Mereka semua merunduk.

“Lima puluh.., empat puluh.. Lalu....

“Semuanya tutup telinga!” perintahnya.

“Tiga puluh..., dan ia mulai membidik sasarannya.

Dan tiba-tiba...

“Doorr!....Dooorrr!...Doorrr!!” terdengar tiga letusan  dalam selang waktu tertentu.

Bunyi letusan itu disambut dengan gema yang susul menyusul dari tebing-tebing di pantai. Andragi telah menembak dengan pistol pada tiga sasaran di bagian haluan yang berada sedikit dibawah permukaan air.

Mendengar letusan dan gema yang susul menyusul itu, para pengejar terdiam. Mereka sempat melihat ada kilatan api ditangan satu-satunya orang yang berdiri di perahu yang mereka kejar.
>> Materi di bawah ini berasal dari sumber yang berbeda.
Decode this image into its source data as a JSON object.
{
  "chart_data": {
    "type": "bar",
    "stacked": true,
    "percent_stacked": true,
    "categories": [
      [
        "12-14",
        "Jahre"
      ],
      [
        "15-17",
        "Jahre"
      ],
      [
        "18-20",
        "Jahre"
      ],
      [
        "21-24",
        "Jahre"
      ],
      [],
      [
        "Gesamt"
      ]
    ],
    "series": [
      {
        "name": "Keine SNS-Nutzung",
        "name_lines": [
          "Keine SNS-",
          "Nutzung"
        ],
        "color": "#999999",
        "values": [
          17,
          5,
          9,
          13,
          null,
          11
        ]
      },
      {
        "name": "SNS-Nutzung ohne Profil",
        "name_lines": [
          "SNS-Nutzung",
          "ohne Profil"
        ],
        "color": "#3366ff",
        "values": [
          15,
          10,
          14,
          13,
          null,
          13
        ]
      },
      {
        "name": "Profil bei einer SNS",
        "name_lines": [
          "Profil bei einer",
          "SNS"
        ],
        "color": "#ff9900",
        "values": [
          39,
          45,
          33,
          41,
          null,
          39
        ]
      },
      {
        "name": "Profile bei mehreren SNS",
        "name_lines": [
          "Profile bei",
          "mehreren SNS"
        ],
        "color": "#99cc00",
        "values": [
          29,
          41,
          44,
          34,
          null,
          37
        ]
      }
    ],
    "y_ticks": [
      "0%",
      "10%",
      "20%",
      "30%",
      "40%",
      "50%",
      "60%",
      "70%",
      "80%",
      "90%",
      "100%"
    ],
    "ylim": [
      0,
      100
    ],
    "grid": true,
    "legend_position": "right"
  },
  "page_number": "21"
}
“O..o..rang i..tu membuat ki..lat dan gun..gun..tur!” kata mereka tergagap.

Mereka terkejut dan hanya bisa diam. Perahunyapun mulai melambat tanpa mereka sadari. Tiba-tiba perahu itu mulai condong ke depan.

“Perahu kita bocor!” teriak seseorang.

“Cepat gulung layar!” perintah pemimpinnya.
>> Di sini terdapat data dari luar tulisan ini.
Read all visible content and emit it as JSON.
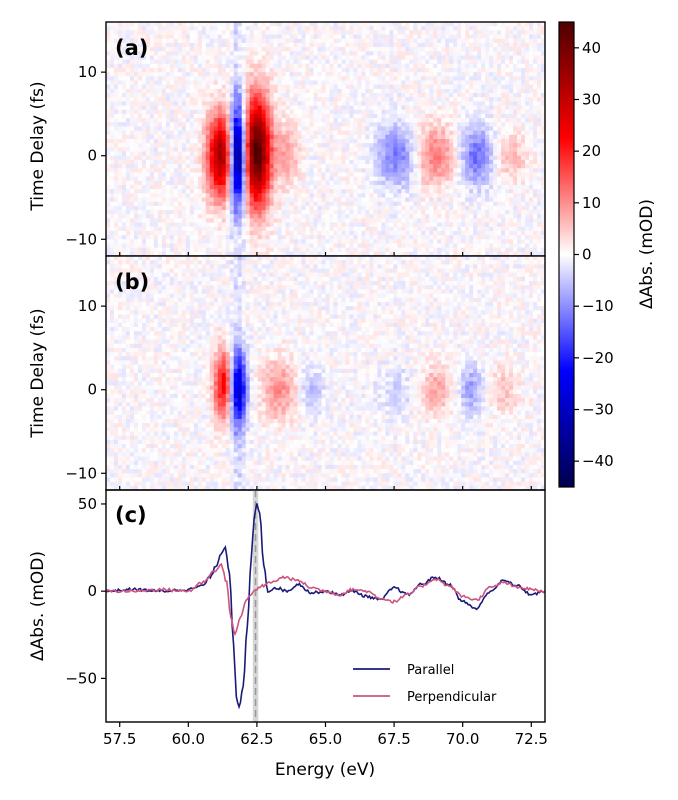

Mereka segera tersadar melihat air mulai masuk ke dalam perahu, sementara dorongan layar membuat perahu mereka menungging.

“Cepat turunkan layar, sebelum perahu terbalik! Tambal bocornya! Buang airnya keluar!” perintah pimpinannya panik.

Mereka tidak tahu di mana bocornya karena bagian itu tertutup oleh palka. Mereka hanya bisa berusaha membuang air yang terus masuk ke perahu itu. Sekarang perahu mereka itu sudah tidak bergerak ke depan, dan mulai terombang-ambing. Pelan tetapi pasti perahu itu mulai miring dan merendah.

Andragi segera sadar kalau ia lupa melepaskan perintahnya. Ditepuknya bahu Paldrino.

“Pak Paldrino, sekarang sudah aman,” katanya sambil menunjuk perahu pengejar yang mulai tenggelam.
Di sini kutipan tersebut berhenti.